Was ist denn aus der Sicht eines Gesundheitsökonomen gute Medizin?
Gute Medizin ist das, was dem Patienten nützt. Das müsste eigentlich die Leitlinie sein. Wenn man es systembezogen betrachtet, geht es darum, Gesundheit für die Bevölkerung zu erhalten, zu fördern, wiederherzustellen, Schmerzen zu lindern und damit Lebensqualität zu generieren.

Österreich gibt rund 33 Milliarden Euro im Gesundheitswesen aus – in den Augen mancher zu viel. Wie sehen Sie das?
Ich halte die Frage, ob man zu viel für das Gesundheitswesen ausgibt, wenn es zehn oder elf Prozent des Bruttoinlandsprodukts sind, für völlig falsch auch im Hinblick auf die demographische Entwicklung und den medizintechnischen Fortschritt. Die entscheidende Frage muss doch sein: Was erreichen wir mit diesem Geld? Und warum erreicht Österreich nicht bessere Werte mit dem Geld als andere europäische Staaten? Wir müssen der Bevölkerung klar machen: Wenn sie diesen Versorgungsstandard auch in Zukunft haben will, müssen wir mehr und nicht weniger für das Gesundheitssystem ausgeben. Das heißt nicht, dass wir gleich viel für die bisherigen etablierten Anbieter ausgeben. Älter werdende Gesellschaften sind viel stärker mit dem Problem der Multimorbidität und mit chronischen Erkrankungen konfrontiert. Da wird es zu Verschiebungen kommen müssen. Nichtsdestotrotz gilt: Wenn die Bevölkerung nicht bereit ist, mehr Zwangsabgaben zu zahlen oder mehr aus der eigenen Tasche zu finanzieren, dann müssen Einsparungen in anderen Bereichen vorgenommen werden: bei der Armee, bei der Bildung oder beim Verkehr. Denn in einer älter werdenden Gesellschaft sind Gesundheitsausgaben first.

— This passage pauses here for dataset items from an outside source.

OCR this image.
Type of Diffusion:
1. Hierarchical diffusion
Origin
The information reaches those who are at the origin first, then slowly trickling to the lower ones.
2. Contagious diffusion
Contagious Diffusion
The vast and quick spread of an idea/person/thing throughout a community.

Geboren 1965 in Zürich; Matura 1984 in Zürich. Studium der allgemeinen Volkswirtschaftslehre an der Hochschule St. Gallen mit Promotion zum Dr. oec.HSG. Oggier war zwei Jahre lang am Institut für Arbeit und Arbeitsrecht an der Hochschule St. Gallen mit dem Spezialgebiet Finanzwissenschaft tätig. Von 1993 bis 1996 war er Projektleiter der Forschungsgruppe für Management im Gesundheitswesen an der Hochschule St. Gallen. Seit April 1996 ist Oggier als selbstständiger Berater tätig. Neben den beiden Muttersprachen Deutsch und Spanisch spricht er Französisch, Italienisch und Englisch.

Soeben ist sein neuestes Buch erschienen: Willy Oggier (Hrsg.), Gesundheitswesen Schweiz 2015 – 2017, Hogrefe-Verlag, Bern, 2015, 486 Seiten, ISBN 978-3-456-85441-0.